De Raad merkt hierbij in subsidiaire orde op dat zelfs indien de bedoelde samenwerking aan de definitie van co-produktie zou beantwoorden, dit hoogstens zou betekenen dat de naamvermelding aan het begin of het einde van het programma mag voorkomen, overeenkomstig artikel 17 §8 van het decreet van 27 maart 1991 houdende het statuut van de Nederlandse Radio- en Televisie-uitzendingen in België, Omroep van de Vlaamse Gemeenschap.

1.3.3. Het decreet van 12 juni 1991 definieert sluikreclame als volgt :

"Het vermelden of vertonen van goederen, diensten, naam, handelsmerk of activiteiten van een producent van goederen of een dienstverlener in programma's, indien dit door de omroep wordt gedaan met de bedoeling reclame te maken en het publiek kan worden misleid omtrent de aard van deze vermelding of vertoning.
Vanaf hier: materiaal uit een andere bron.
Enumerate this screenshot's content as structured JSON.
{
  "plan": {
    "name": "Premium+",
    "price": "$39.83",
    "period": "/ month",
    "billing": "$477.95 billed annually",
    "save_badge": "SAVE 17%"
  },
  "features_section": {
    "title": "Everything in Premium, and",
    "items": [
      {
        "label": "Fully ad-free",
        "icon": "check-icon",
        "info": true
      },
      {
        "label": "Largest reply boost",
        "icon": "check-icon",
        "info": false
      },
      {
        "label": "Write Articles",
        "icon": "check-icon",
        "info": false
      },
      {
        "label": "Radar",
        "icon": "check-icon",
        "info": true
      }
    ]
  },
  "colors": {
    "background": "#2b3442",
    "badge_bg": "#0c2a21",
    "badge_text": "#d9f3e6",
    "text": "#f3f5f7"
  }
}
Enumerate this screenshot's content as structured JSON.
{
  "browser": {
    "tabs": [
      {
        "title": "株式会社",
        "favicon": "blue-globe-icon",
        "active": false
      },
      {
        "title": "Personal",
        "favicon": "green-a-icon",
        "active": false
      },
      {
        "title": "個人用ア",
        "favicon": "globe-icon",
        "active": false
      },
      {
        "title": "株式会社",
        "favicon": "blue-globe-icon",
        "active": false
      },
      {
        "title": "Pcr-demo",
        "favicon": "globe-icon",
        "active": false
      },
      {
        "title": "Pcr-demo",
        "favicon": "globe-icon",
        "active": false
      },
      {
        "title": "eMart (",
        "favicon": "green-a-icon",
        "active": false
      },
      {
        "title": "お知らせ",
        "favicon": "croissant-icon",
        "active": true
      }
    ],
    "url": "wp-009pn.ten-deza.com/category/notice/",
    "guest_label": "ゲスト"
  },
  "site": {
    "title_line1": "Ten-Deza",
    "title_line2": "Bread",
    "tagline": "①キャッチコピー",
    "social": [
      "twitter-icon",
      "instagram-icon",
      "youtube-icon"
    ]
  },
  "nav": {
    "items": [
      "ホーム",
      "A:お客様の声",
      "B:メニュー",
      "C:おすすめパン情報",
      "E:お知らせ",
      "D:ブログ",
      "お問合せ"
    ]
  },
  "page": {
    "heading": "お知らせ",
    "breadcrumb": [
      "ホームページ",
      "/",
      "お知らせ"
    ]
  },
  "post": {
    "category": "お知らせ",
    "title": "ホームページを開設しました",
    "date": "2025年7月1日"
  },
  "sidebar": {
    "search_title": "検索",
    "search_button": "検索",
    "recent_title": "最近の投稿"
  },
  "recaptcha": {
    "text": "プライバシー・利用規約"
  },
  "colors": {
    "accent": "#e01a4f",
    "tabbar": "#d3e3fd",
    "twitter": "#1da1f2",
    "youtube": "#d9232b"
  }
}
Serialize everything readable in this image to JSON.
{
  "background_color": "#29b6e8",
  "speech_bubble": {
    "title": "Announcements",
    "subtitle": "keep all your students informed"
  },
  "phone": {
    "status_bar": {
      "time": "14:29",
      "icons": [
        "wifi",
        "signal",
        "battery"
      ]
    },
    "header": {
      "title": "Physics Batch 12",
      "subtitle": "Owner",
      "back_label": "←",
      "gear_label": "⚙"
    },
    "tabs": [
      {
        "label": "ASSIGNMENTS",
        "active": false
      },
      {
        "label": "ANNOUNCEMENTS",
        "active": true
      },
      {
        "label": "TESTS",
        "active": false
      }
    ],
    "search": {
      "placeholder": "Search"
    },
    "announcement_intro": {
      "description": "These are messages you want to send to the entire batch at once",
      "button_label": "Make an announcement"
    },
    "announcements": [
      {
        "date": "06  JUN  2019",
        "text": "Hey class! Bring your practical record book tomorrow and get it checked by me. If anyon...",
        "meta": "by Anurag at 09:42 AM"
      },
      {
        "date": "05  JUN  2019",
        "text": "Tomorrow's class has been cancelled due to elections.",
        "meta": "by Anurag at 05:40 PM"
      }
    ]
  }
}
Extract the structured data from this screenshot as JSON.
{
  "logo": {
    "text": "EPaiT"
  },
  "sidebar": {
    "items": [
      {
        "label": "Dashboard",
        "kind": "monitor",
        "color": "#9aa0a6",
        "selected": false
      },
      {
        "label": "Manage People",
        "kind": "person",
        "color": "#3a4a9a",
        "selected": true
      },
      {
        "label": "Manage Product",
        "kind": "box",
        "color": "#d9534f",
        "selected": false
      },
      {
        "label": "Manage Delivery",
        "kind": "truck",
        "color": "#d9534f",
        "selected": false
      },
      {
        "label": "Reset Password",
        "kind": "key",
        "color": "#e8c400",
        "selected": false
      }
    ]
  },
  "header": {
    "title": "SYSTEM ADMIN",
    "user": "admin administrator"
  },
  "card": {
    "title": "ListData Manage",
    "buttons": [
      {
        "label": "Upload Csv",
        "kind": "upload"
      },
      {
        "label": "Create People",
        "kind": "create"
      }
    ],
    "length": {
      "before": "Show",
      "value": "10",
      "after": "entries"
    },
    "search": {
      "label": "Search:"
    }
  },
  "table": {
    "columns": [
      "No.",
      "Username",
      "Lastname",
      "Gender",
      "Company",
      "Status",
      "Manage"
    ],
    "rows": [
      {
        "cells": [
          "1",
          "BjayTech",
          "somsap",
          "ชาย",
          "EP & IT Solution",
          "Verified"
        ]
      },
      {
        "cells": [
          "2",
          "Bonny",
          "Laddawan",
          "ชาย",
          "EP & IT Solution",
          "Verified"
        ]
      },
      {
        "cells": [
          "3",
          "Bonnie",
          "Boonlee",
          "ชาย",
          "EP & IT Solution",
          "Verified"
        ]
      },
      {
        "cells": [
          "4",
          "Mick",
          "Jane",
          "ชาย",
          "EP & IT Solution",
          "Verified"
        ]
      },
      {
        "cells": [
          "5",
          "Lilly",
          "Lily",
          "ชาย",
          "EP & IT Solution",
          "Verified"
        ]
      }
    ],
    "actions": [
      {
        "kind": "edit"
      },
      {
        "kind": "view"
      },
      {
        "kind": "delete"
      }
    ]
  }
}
Deze bedoeling wordt met name geacht aanwezig te zijn indien tegenover de vermelding of vertoning een geldelijke of andere vergoeding staat."

(5)

5

De Raad is van oordeel dat het misleidingsaspect niet is aangetoond, zodat geen sluikreclame bewezen is.

1.3.4. Artikel 8, §5 van het decreet bepaalt dat naam en merkvermeldingen kunnen worden aanvaard indien zij voor het programma inhoudelijk verantwoord en noodzakelijk zijn.

De Raad is van oordeel dat, in casu, gelet op het informatief karakter van het programma "Voor de Dag"

en het feit dat de samenwerking tot stand kwam op initiatief van de BRTN zelf, de naamvermelding van

"Knack" in "Voor de Dag" niet kan worden beschouwd als inhoudelijk verantwoord en noodzakelijk voor het programma.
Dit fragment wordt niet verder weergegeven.